Mutation rate is not uniform across the human genome. Variation of the mutation rate could be partially explained by DNA features: time of replication1, DNase-hypersensitive sites (DHSs)2, etc., but most of variation remains cryptic3. The knowledge of regions of elevated and reduced mutation rate is of high importance and could facilitate the identification of genes involved in de novo diseases. We observed that the correlation between human and chimp divergence in 1 Mb genomic windows is 95% and it becomes less by ~30% when we compare human with the new world monkeys. Although the landscape of genomic features is quite sustainable it accumulates changes with time of million years. We found the excess of explained variance by some genomic features such as recombination rate and DHSs for regions in which mutation rate has changed recently. Landscapes of genomic features accumulate fewer changes compared with the landscape of the mutation rate, however shifts in distributions of genomic features correlate significantly with the changes in the local mutation rate between species in 1 Mb windows. In this study we re-analyzed the heterogeneity of mutation rate across primate species in a profound way with the more species genome sequences became available since last investigations. These findings shed light on the determinants of the mutation rate evolution and should be taken into account in biomedical studies and future essays.
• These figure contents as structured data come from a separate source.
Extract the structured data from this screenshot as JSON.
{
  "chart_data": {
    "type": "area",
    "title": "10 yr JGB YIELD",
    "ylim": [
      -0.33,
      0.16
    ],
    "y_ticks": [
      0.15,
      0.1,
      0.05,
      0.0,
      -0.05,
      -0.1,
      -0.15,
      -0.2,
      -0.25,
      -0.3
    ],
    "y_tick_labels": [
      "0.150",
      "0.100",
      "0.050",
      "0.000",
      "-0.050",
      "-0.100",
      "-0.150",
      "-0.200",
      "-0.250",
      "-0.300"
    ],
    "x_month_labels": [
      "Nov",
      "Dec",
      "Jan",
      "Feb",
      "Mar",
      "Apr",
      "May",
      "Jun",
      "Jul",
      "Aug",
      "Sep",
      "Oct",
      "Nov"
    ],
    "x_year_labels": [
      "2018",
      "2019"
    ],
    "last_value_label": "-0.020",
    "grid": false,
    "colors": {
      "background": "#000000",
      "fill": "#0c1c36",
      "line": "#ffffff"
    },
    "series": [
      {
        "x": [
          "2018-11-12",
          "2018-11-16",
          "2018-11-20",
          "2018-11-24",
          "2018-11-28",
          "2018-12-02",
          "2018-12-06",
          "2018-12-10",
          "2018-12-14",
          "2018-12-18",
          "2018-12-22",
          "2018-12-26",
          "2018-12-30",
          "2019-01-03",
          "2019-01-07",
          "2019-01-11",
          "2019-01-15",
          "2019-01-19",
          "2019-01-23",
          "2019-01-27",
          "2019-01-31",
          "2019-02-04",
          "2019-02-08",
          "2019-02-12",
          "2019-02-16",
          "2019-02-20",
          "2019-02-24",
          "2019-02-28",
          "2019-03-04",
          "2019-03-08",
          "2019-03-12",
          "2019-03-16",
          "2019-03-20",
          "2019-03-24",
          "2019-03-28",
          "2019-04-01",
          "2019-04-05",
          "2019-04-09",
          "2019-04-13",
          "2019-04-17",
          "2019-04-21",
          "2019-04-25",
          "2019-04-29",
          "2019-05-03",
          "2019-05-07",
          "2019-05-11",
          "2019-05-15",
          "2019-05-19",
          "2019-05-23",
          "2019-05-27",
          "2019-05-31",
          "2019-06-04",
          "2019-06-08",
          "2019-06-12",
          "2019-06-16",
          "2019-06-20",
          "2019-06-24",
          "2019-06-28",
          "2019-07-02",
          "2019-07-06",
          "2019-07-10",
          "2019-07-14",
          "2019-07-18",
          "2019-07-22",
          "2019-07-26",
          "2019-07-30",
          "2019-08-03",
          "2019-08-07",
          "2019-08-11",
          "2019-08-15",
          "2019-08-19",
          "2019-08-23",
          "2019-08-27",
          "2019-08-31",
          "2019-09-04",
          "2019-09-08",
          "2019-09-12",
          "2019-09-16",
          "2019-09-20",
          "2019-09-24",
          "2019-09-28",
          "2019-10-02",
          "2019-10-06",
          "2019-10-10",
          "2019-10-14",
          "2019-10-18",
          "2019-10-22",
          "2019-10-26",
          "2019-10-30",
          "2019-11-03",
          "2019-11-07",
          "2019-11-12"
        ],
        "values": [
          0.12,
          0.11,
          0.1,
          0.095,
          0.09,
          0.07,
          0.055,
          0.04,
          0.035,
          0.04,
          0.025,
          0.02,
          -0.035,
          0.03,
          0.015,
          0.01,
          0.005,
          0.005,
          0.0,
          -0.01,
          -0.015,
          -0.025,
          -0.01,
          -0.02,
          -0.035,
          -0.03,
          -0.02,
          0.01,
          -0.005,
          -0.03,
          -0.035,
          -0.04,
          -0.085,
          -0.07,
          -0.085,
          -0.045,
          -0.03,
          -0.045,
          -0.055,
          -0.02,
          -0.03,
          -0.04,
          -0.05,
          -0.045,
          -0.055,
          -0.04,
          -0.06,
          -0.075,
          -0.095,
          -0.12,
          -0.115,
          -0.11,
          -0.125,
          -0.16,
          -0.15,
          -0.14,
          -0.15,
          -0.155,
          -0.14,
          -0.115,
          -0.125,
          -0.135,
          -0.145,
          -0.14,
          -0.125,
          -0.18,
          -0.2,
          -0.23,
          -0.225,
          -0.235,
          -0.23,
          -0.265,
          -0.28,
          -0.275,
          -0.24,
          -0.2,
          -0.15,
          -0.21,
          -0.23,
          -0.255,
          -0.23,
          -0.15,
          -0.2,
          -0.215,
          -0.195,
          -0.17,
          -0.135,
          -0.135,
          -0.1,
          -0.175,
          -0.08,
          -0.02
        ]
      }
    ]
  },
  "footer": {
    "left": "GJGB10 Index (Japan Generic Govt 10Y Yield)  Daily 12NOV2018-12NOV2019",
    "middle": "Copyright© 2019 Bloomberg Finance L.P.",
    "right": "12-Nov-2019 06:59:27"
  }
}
1. Y.H. Woo, & W.-H. Li (2012) DNA replication timing and selection shape the landscape of nucleotide variation in cancer genomes. Nat Commun 3: 1­12. 2. R.E. Thurman, et al. (2012) The accessible chromatin landscape of the human genome. Nature 489: 75­82. 3. B. Schuster-Bockler & B. Lehner (2012) Chromatin organization is a major influence on regional mutation rates in human cancer cells. Nature 488: 504­508.